Hi, Mira here. OBS looks intimidating because every panel is empty on first launch. It isn’t — you only need four things set correctly: sources, scene order, an audio chain, and output. Do these in order and you’ll have a recording-ready setup before your coffee cools.
1. Add Your Sources#
In the Sources box, add:
- Video Capture Device — your camera.
- Audio Input Capture — your mic.
- Audio Output Capture — desktop/system audio (only if you want it in the recording).
- Display Capture or Window Capture — your screen.
2. Stack the Scene in the Right Order#
OBS draws top-to-bottom, so order is everything: camera on top, screen or window capture below it, overlays and alerts above both. Resize the camera into a corner and you’ve got a clean picture-in-picture without a single plugin.
3. Build the Audio Chain#
This is the single biggest quality jump, and people skip it.

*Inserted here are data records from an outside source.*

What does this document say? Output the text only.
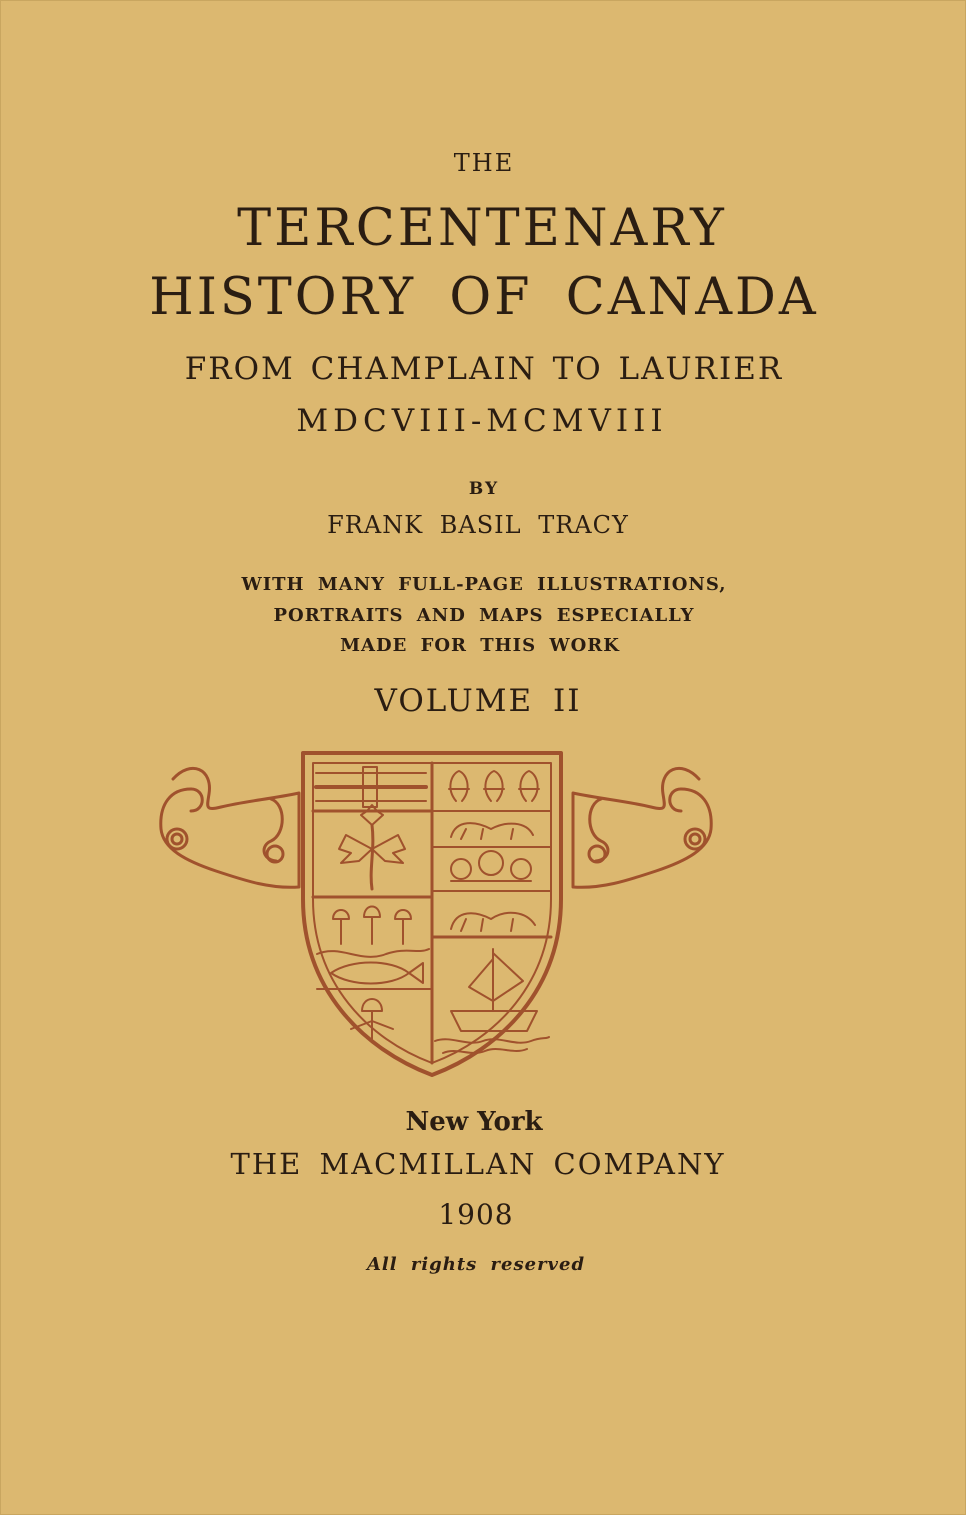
THE
TERCENTENARY
HISTORY OF CANADA
FROM CHAMPLAIN TO LAURIER
MDCVIII-MCMVIII
BY
FRANK BASIL TRACY
WITH MANY FULL-PAGE ILLUSTRATIONS,
PORTRAITS AND MAPS ESPECIALLY
MADE FOR THIS WORK
VOLUME II
New York
THE MACMILLAN COMPANY
1908
All rights reserved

On your mic source, click the gear → Filters and add, in this order:
- Noise Suppression (RNNoise) — kills fan, keyboard, and room hum far better than the older Speex option.

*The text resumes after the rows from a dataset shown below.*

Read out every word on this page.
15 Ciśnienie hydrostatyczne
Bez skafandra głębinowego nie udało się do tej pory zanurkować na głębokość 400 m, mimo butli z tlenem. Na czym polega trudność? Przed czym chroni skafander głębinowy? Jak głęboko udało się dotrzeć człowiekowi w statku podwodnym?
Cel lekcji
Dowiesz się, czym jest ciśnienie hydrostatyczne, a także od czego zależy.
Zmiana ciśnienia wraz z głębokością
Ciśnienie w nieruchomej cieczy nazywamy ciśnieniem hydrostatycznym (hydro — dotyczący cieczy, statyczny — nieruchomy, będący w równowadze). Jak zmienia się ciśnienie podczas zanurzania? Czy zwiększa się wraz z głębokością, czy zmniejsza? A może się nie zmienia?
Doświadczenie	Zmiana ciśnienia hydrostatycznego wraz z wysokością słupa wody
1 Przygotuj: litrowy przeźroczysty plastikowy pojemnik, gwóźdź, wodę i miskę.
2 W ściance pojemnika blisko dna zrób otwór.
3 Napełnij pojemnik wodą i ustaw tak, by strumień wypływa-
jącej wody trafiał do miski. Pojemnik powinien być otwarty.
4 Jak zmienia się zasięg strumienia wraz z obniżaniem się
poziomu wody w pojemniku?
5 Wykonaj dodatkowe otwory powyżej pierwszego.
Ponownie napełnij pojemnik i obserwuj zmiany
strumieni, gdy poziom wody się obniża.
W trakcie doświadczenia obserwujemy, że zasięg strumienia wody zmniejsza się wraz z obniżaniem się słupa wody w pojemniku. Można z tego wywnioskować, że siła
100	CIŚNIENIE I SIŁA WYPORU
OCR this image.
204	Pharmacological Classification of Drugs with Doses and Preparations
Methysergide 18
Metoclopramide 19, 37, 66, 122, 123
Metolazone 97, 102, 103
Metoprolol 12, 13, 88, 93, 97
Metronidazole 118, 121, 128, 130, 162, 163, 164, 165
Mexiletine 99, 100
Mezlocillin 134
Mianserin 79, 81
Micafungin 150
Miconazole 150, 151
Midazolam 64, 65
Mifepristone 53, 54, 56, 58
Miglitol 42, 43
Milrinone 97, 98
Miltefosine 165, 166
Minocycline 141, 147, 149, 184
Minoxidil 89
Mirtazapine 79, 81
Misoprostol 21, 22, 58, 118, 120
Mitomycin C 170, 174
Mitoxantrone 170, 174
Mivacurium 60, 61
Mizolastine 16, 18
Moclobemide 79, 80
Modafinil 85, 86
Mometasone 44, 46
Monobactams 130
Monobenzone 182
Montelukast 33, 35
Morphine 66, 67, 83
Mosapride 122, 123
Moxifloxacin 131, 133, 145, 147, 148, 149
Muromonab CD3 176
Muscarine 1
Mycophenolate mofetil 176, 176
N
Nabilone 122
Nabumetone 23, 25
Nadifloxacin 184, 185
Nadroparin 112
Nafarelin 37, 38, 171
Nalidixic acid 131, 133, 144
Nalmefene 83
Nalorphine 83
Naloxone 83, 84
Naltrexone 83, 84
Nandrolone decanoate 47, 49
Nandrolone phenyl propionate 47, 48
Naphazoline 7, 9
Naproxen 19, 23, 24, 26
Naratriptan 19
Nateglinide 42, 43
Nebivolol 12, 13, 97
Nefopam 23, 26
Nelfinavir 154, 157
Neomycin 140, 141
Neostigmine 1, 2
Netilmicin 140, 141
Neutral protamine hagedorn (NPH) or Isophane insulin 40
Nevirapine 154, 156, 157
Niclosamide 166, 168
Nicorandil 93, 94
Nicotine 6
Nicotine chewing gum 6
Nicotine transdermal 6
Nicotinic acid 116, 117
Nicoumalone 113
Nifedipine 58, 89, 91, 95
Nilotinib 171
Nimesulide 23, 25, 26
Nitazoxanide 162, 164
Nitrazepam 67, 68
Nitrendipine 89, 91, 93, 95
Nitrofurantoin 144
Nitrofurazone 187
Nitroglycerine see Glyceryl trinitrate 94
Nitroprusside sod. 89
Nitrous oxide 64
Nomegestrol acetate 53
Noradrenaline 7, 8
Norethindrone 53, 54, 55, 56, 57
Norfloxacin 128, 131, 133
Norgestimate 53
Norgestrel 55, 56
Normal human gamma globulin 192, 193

- Compressor — Ratio 3:1, Threshold -14 dB, Makeup Gain +3 dB. Evens out your levels so you’re not riding the gain knob.
Aim for your speaking voice to peak in the yellow (around -12 dB), never touching red.
4. Set Output and Video#
- Output mode: Advanced. Recording format MKV (it survives a crash; remux to MP4 afterward via File → Remux Recordings).
- Encoder: NVENC if you have an NVIDIA GPU (offloads the work), otherwise x264 with a CPU preset of
veryfast. - Bitrate: 12,000–20,000 Kbps for 1080p60 recording.

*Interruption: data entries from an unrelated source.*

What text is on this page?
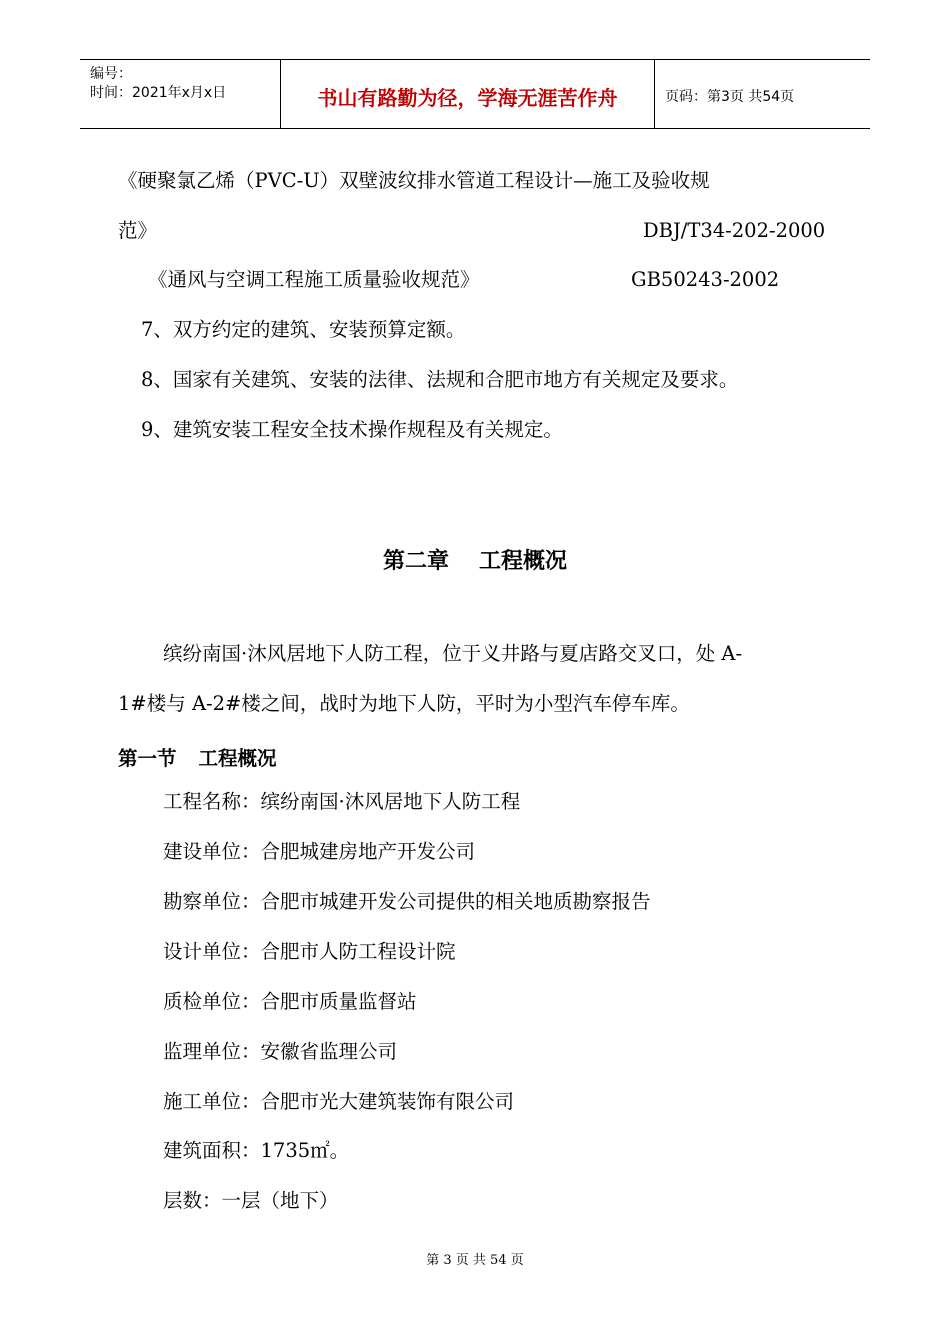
编号：
时间：2021年x月x日	书山有路勤为径，学海无涯苦作舟	页码：第3页 共54页
《硬聚氯乙烯（PVC-U）双壁波纹排水管道工程设计—施工及验收规
范》	DBJ/T34-202-2000
《通风与空调工程施工质量验收规范》	GB50243-2002
7、双方约定的建筑、安装预算定额。
8、国家有关建筑、安装的法律、法规和合肥市地方有关规定及要求。
9、建筑安装工程安全技术操作规程及有关规定。
第二章 工程概况
缤纷南国·沐风居地下人防工程，位于义井路与夏店路交叉口，处 A-
1#楼与 A-2#楼之间，战时为地下人防，平时为小型汽车停车库。
第一节 工程概况
工程名称：缤纷南国·沐风居地下人防工程
建设单位：合肥城建房地产开发公司
勘察单位：合肥市城建开发公司提供的相关地质勘察报告
设计单位：合肥市人防工程设计院
质检单位：合肥市质量监督站
监理单位：安徽省监理公司
施工单位：合肥市光大建筑装饰有限公司
建筑面积：1735㎡。
层数：一层（地下）
第 3 页 共 54 页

- Video tab: Base and Output resolution both 1920×1080; FPS 60 for smooth motion, drop to 30 if your machine struggles under game load.
5. Set Hotkeys (Do It Now)#
In Settings → Hotkeys, bind start/stop recording, mute mic, and scene switches. Fumbling for the mouse mid-stream is how dead air happens.
Streaming Instead of Recording?#
Same setup, two changes: in Settings → Stream paste your platform’s stream key, and cap your bitrate to roughly half your tested upload speed (run a speed test first) so you don’t drop frames. Watch the bottom-right status bar — a yellow or red square means the network is choking.
Final Check#
Do a 30-second test recording and play it back. Audio peaking red? Lower the mic gain. Video stuttering? Drop to 30 FPS or switch the encoder to NVENC. Once that test looks and sounds clean, you’re live-ready — and you’ll never have to touch these settings again.